2012 yılında İsveçli sanatçılar Erika Magnusson ve Daniel Andersson, sinema tarihine damga vuran bir projeye imza attı. “Lojistik” adlı film, 857 saatlik (yaklaşık 35 gün) süresiyle dünyanın en uzun filmi unvanını taşıyor. Peki, bu kadar uzun bir filmde ne anlatılıyor? İşte detaylar.
Basit Ama Derin Bir Konu
Lojistik, bir adım sayar cihazının üretildiği fabrikadan mağazaya kadar olan yolculuğunu anlatıyor. Üstelik bu yolculuk, ters kronolojik bir sırayla, üretim döngüsünün başlangıcından sonuna kadar gerçek zamanlı olarak aktarılıyor.
Filmde hiçbir sahne hızlandırılmıyor ya da kesilmiyor; her aşama olduğu gibi gösteriliyor. Limanlar, kamyonlar, fabrikalar… İzleyici, bir ürünün mağaza raflarına gelene kadar geçtiği zahmetli sürece birebir tanıklık ediyor.
Tüketim Alışkanlıklarına Dair Bir Farkındalık
Sanatçılar Magnusson ve Andersson, bu projeyi başlatırken tüketim alışkanlıklarımızın ardındaki görünmeyen dünyayı ortaya koymayı hedeflediklerini belirtiyor. Filmin ana fikri, market raflarında gördüğümüz ürünlerin, ardında nasıl zahmetli bir sürecin yattığını anlamak üzerine kurulu.
Sanatçılar bu fikirlerini şöyle ifade ediyor:
“Çoğumuz, ürünlerin market raflarına gelene kadar ne kadar büyük bir çaba harcandığını fark etmiyoruz. Bu projeyle görünmeyeni görünür kılmak istedik.”

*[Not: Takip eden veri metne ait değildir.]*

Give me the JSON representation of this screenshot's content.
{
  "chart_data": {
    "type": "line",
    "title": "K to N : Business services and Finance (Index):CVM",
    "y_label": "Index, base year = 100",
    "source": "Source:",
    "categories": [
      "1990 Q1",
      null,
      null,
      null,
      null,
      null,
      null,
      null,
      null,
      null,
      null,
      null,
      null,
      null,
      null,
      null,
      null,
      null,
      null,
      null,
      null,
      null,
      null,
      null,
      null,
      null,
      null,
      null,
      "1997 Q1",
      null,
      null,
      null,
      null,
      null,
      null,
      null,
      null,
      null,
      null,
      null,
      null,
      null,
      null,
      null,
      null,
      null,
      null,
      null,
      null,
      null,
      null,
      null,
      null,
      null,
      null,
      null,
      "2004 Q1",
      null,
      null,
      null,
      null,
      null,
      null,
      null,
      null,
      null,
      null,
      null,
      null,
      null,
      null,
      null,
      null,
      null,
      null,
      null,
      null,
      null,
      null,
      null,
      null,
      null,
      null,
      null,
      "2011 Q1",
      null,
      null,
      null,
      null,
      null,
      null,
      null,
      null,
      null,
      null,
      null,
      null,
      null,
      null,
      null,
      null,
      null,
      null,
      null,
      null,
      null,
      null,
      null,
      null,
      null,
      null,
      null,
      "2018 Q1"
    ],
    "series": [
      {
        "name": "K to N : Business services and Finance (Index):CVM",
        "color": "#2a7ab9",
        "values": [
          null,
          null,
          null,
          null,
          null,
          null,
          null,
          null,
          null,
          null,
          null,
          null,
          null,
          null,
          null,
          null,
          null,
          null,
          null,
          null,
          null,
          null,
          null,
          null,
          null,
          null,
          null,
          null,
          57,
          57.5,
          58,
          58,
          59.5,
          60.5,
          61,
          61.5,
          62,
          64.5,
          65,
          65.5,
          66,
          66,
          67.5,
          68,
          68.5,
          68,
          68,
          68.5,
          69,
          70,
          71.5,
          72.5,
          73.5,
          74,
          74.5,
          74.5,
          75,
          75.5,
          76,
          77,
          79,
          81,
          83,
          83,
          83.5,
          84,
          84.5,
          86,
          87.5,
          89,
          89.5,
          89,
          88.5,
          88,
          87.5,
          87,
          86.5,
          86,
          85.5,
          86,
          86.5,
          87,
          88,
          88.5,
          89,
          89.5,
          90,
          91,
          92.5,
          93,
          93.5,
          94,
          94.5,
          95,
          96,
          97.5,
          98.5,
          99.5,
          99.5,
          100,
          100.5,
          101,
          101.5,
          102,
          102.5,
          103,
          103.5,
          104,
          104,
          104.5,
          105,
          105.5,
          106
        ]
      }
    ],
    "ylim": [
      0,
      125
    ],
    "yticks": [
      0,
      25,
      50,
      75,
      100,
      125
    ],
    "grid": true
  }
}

Gerçek Zamanlı ve Kesintisiz
Filmin öne çıkan yönlerinden biri, hiçbir detayın hızlandırılmaması. Tedarik zincirinin tüm aşamaları; taşıma, üretim, paketleme ve dağıtım süreçleri olduğu gibi izleyiciye sunuluyor. IMDb’de, “Ters kronolojik sırayla bir pedometrenin üretim döngüsü” şeklinde özetlenen film, aynı zamanda gerçek zamanlı sinemanın en etkileyici örneklerinden biri.
Sanat Galerilerinde ve Özel Gösterimlerde İzlenebiliyor
857 saatlik süresi nedeniyle bir sinema salonunda izlenmesi neredeyse imkânsız olan bu film, genellikle sanat galerilerinde ve özel gösterimlerde izleyiciyle buluşuyor. Film, tüketim kültürüne dair güçlü bir farkındalık yaratmayı başarıyor.
Tüketim Kültürüne Eleştirel Bir Bakış
Lojistik, sadece bir ürünün yolculuğunu göstermekle kalmıyor, aynı zamanda tüketim kültürünün ardındaki karmaşık yapıya eleştirel bir bakış sunuyor. Bir pedometrenin Çin’deki üretim tesisinden İsveç’teki bir mağaza rafına kadar olan yolculuğunu izlemek, modern tüketim dünyasının büyüklüğünü ve karmaşıklığını anlamak için etkili bir deneyim sunuyor.